Is Hydrocortisone Cream Safe to Use on Dogs? Here's What a Vet Says
Do you have an itchy dog? If your pupper has skin irritation that's making him miserable, you might have a quick fix in your medicine cabinet. You can use hydrocortisone cream on your dog in most cases. Like in people, it helps treat mild rashes, itchy skin, and bug bites in canines, too. But there are a few things you should know before using it, including how to safely apply it, why it's not a long-term solution, and when to avoid using it. Read on to learn more about this over-the-counter skin soother.
What is Hydrocortisone?
Hydrocortisone is a steroid medication that reduces inflammation. It comes in cream and spray forms to apply to the skin. "It can decrease skin inflammation within 30 minutes of applying it and usually stops itching in one to two hours," says Lindsay Butzer, a veterinarian and spokesperson for pet-supplement company Zesty Paws.
But she cautions that using steroid medications can also have a negative effect. "Steroids are a double-edged sword because they're good at decreasing inflammation and pain, but they also slow healing and suppress the immune system."
Can I Put Hydrocortisone on My Dog?
Hydrocortisone is generally safe to use on dogs. But if your dog is pregnant or has another illness, avoid using it until you consult with your veterinarian to make sure it's safe. Also, opt for the cream version, advises GoodRx. Hydrocortisone sprays and gels that contain alcohol can make pets sick if they lick them off.

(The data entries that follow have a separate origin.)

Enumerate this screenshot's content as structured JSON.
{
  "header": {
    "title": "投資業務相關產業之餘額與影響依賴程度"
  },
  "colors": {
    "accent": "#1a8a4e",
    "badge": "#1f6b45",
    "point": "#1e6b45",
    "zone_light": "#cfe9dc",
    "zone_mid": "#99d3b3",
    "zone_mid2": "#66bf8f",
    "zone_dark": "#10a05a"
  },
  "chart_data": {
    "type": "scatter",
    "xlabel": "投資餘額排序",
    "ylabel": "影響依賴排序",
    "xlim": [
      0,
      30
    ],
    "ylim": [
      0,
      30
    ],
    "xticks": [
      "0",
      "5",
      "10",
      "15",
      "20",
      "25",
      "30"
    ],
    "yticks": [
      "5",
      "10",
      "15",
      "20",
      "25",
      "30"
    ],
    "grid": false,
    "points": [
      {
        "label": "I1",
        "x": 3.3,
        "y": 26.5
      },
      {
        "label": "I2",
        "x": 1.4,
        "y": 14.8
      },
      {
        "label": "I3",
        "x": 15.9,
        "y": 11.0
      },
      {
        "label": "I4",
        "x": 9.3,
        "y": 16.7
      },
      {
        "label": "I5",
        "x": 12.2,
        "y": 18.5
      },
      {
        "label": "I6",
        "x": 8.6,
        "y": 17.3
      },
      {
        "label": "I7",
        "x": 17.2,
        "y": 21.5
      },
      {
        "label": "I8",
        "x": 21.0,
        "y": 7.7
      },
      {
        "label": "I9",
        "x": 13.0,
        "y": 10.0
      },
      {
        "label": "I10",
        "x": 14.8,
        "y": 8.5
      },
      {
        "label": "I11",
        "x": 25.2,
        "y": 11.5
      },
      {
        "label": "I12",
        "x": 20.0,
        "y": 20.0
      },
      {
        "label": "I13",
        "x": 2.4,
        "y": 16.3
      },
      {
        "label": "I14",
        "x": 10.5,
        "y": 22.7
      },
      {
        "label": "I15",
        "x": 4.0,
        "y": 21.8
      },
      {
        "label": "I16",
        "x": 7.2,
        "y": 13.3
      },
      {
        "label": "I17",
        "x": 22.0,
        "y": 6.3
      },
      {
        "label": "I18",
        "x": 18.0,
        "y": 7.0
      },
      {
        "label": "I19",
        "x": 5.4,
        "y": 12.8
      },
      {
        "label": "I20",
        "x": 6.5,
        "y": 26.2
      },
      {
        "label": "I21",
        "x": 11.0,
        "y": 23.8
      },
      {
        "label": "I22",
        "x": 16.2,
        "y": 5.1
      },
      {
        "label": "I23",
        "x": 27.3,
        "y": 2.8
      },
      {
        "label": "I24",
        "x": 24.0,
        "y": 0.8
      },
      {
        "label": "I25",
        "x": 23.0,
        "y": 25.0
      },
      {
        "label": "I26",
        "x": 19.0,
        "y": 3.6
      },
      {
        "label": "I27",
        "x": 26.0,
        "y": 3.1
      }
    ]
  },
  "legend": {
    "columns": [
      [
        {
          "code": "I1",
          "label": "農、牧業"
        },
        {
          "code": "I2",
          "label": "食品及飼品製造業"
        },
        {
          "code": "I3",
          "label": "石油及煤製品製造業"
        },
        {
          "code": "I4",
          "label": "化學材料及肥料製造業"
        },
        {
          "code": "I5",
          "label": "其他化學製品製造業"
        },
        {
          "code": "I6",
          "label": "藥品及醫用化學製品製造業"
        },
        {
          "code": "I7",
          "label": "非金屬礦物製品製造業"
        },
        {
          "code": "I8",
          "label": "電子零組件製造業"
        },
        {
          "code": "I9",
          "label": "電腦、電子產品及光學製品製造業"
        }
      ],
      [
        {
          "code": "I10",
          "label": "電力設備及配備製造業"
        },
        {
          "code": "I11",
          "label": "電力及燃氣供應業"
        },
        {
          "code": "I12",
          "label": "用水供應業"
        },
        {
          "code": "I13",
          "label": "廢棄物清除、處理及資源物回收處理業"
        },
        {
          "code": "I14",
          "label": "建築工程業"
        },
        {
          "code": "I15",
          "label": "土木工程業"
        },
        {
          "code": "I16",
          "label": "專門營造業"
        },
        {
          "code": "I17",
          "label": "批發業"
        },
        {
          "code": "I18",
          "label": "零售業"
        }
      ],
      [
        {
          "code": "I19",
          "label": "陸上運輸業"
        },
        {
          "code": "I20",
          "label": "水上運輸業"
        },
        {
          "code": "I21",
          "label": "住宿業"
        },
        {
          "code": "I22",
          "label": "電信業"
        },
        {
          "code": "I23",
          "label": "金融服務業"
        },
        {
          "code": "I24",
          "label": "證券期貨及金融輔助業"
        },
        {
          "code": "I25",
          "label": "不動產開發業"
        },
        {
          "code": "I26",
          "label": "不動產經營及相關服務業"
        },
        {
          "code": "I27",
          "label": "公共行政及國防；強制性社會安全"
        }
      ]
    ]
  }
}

Other over-the-counter medications safe to use on canine skin include Neosporin—an antibiotic ointment—and Benadryl cream, a topical pain reliever. "Hydrocortisone cream is usually more effective than Benadryl cream," says Butzer. "But oral Benadryl can help with reducing inflammation in the affected area."

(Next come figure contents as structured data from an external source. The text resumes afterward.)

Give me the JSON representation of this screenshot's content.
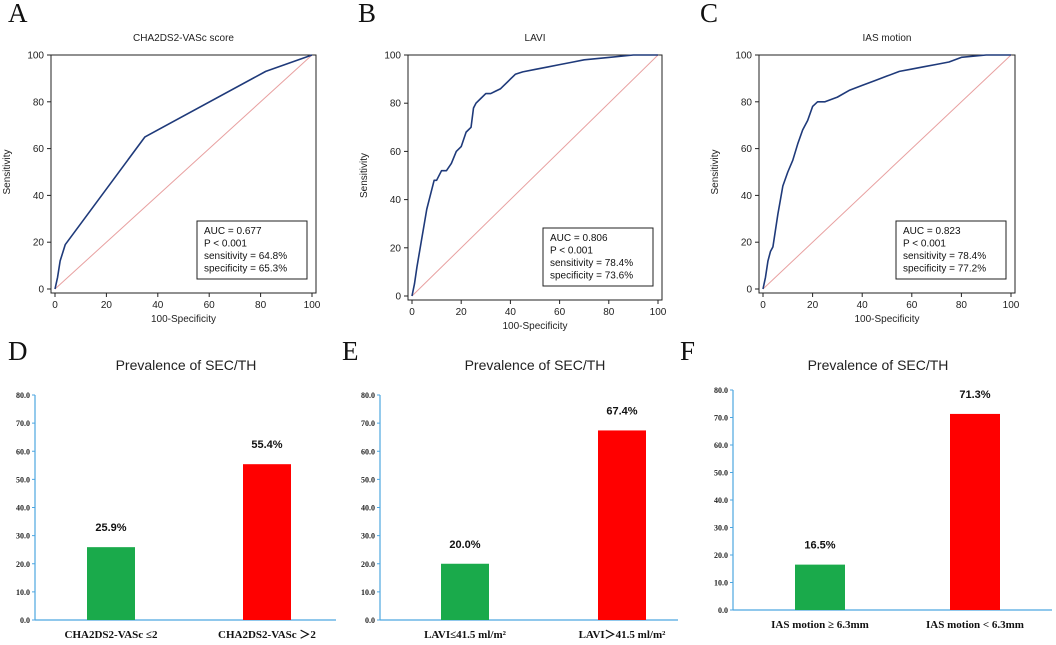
{
  "panels": {
    "a": "A",
    "b": "B",
    "c": "C",
    "d": "D",
    "e": "E",
    "f": "F"
  },
  "colors": {
    "roc_line": "#1f3a7a",
    "reference_line": "#e8a0a0",
    "bar_low": "#1aaa4b",
    "bar_high": "#ff0000",
    "bar_axis": "#4da6e0"
  },
  "chart_data": [
    {
      "type": "line",
      "panel": "A",
      "title": "CHA2DS2-VASc score",
      "xlabel": "100-Specificity",
      "ylabel": "Sensitivity",
      "xlim": [
        0,
        100
      ],
      "ylim": [
        0,
        100
      ],
      "x_ticks": [
        "0",
        "20",
        "40",
        "60",
        "80",
        "100"
      ],
      "y_ticks": [
        "0",
        "20",
        "40",
        "60",
        "80",
        "100"
      ],
      "series": [
        {
          "name": "ROC",
          "x": [
            0,
            1,
            2,
            4,
            35,
            82,
            100
          ],
          "y": [
            0,
            5,
            12,
            19,
            65,
            93,
            100
          ]
        },
        {
          "name": "Reference",
          "x": [
            0,
            100
          ],
          "y": [
            0,
            100
          ]
        }
      ],
      "stats": [
        "AUC = 0.677",
        "P < 0.001",
        "sensitivity = 64.8%",
        "specificity = 65.3%"
      ]
    },
    {
      "type": "line",
      "panel": "B",
      "title": "LAVI",
      "xlabel": "100-Specificity",
      "ylabel": "Sensitivity",
      "xlim": [
        0,
        100
      ],
      "ylim": [
        0,
        100
      ],
      "x_ticks": [
        "0",
        "20",
        "40",
        "60",
        "80",
        "100"
      ],
      "y_ticks": [
        "0",
        "20",
        "40",
        "60",
        "80",
        "100"
      ],
      "series": [
        {
          "name": "ROC",
          "x": [
            0,
            1,
            2,
            3,
            4,
            5,
            6,
            7,
            8,
            9,
            10,
            12,
            14,
            16,
            18,
            20,
            22,
            24,
            25,
            26,
            28,
            30,
            32,
            34,
            36,
            40,
            42,
            45,
            50,
            55,
            60,
            65,
            70,
            80,
            90,
            100
          ],
          "y": [
            0,
            5,
            12,
            18,
            24,
            30,
            36,
            40,
            44,
            48,
            48,
            52,
            52,
            55,
            60,
            62,
            68,
            70,
            78,
            80,
            82,
            84,
            84,
            85,
            86,
            90,
            92,
            93,
            94,
            95,
            96,
            97,
            98,
            99,
            100,
            100
          ]
        },
        {
          "name": "Reference",
          "x": [
            0,
            100
          ],
          "y": [
            0,
            100
          ]
        }
      ],
      "stats": [
        "AUC = 0.806",
        "P < 0.001",
        "sensitivity = 78.4%",
        "specificity = 73.6%"
      ]
    },
    {
      "type": "line",
      "panel": "C",
      "title": "IAS motion",
      "xlabel": "100-Specificity",
      "ylabel": "Sensitivity",
      "xlim": [
        0,
        100
      ],
      "ylim": [
        0,
        100
      ],
      "x_ticks": [
        "0",
        "20",
        "40",
        "60",
        "80",
        "100"
      ],
      "y_ticks": [
        "0",
        "20",
        "40",
        "60",
        "80",
        "100"
      ],
      "series": [
        {
          "name": "ROC",
          "x": [
            0,
            1,
            2,
            3,
            4,
            5,
            6,
            7,
            8,
            10,
            12,
            14,
            16,
            18,
            20,
            22,
            25,
            30,
            35,
            40,
            45,
            50,
            55,
            60,
            65,
            70,
            75,
            80,
            90,
            100
          ],
          "y": [
            0,
            5,
            12,
            16,
            18,
            25,
            32,
            38,
            44,
            50,
            55,
            62,
            68,
            72,
            78,
            80,
            80,
            82,
            85,
            87,
            89,
            91,
            93,
            94,
            95,
            96,
            97,
            99,
            100,
            100
          ]
        },
        {
          "name": "Reference",
          "x": [
            0,
            100
          ],
          "y": [
            0,
            100
          ]
        }
      ],
      "stats": [
        "AUC = 0.823",
        "P < 0.001",
        "sensitivity = 78.4%",
        "specificity = 77.2%"
      ]
    },
    {
      "type": "bar",
      "panel": "D",
      "title": "Prevalence of SEC/TH",
      "categories": [
        "CHA2DS2-VASc ≤2",
        "CHA2DS2-VASc ＞2"
      ],
      "values": [
        25.9,
        55.4
      ],
      "value_labels": [
        "25.9%",
        "55.4%"
      ],
      "ylim": [
        0,
        80
      ],
      "y_ticks": [
        "0.0",
        "10.0",
        "20.0",
        "30.0",
        "40.0",
        "50.0",
        "60.0",
        "70.0",
        "80.0"
      ]
    },
    {
      "type": "bar",
      "panel": "E",
      "title": "Prevalence of SEC/TH",
      "categories": [
        "LAVI≤41.5  ml/m²",
        "LAVI＞41.5  ml/m²"
      ],
      "values": [
        20.0,
        67.4
      ],
      "value_labels": [
        "20.0%",
        "67.4%"
      ],
      "ylim": [
        0,
        80
      ],
      "y_ticks": [
        "0.0",
        "10.0",
        "20.0",
        "30.0",
        "40.0",
        "50.0",
        "60.0",
        "70.0",
        "80.0"
      ]
    },
    {
      "type": "bar",
      "panel": "F",
      "title": "Prevalence of SEC/TH",
      "categories": [
        "IAS motion ≥ 6.3mm",
        "IAS motion < 6.3mm"
      ],
      "values": [
        16.5,
        71.3
      ],
      "value_labels": [
        "16.5%",
        "71.3%"
      ],
      "ylim": [
        0,
        80
      ],
      "y_ticks": [
        "0.0",
        "10.0",
        "20.0",
        "30.0",
        "40.0",
        "50.0",
        "60.0",
        "70.0",
        "80.0"
      ]
    }
  ]
}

If you decide to try oral diphenhydramine (Benadryl) for your dog's irritated, itchy skin, here's a safe rule of thumb for dosing: Give 1 to 2 mg of Benadryl per pound. For example, a 25-pound dog can have 25 to 50 mg of oral Benadryl. Note that this drug can cause drowsiness, especially at higher doses.
Supplements developed for dogs may also help decrease inflammation in dogs with allergies, says Butzer. Look for ones that contain fish oil or turmeric.
Common Uses for Topical Hydrocortisone in Dogs
You can use hydrocortisone cream on dogs to soothe minor irritations like bug bites and small rashes. Vets often recommend it to treat skin allergies, inflammatory skin diseases, infections such as hot spots, and to help decrease ear inflammation in dogs with severe ear infections, says Butzer.
How to Use Hydrocortisone on Dogs
You can apply hydrocortisone cream to the affected area once or twice a day. But before you do, make sure it's not an open wound. The cream should only be used on mild wounds and abrasions with closed skin (or a scab).
Apply the cream to the skin, not the fur, and wash your hands afterward. Keep your dog from licking the area for at least 30 minutes so the medication has time to sink in and start working to relieve discomfort.
If your pooch does have an itchy scab, apply the cream to the surrounding skin but not directly on the scab, cautions Butzer. Moisture from the cream could break down the scab.
Will My Dog Get Sick From Licking Hydrocortisone Cream?
Some dogs are pretty persistent when it comes to scratching, gnawing, or licking an area that's bothering them. If your furry pal insists on licking the spot where you applied hydrocortisone cream, it may cause some mild symptoms, says Butzer, including:
- Increased hunger or thirst
- Pacing around the house
Your pooch may need an Elizabethan collar to prevent ingestion of hydrocortisone cream, especially if you need to apply the cream for several days. The cone-shaped collar prevents pups from being able to lick or chew any part of the body.
How Much Hydrocortisone Can I Put on My Dog's Skin?
Hydrocortisone is a temporary fix and shouldn't be used for long periods of time. If your dog's skin continues to be red, irritated, or starts to ooze pus, it's time to seek veterinary care. Your vet can determine the underlying cause and treat it to get rid of the problem for good.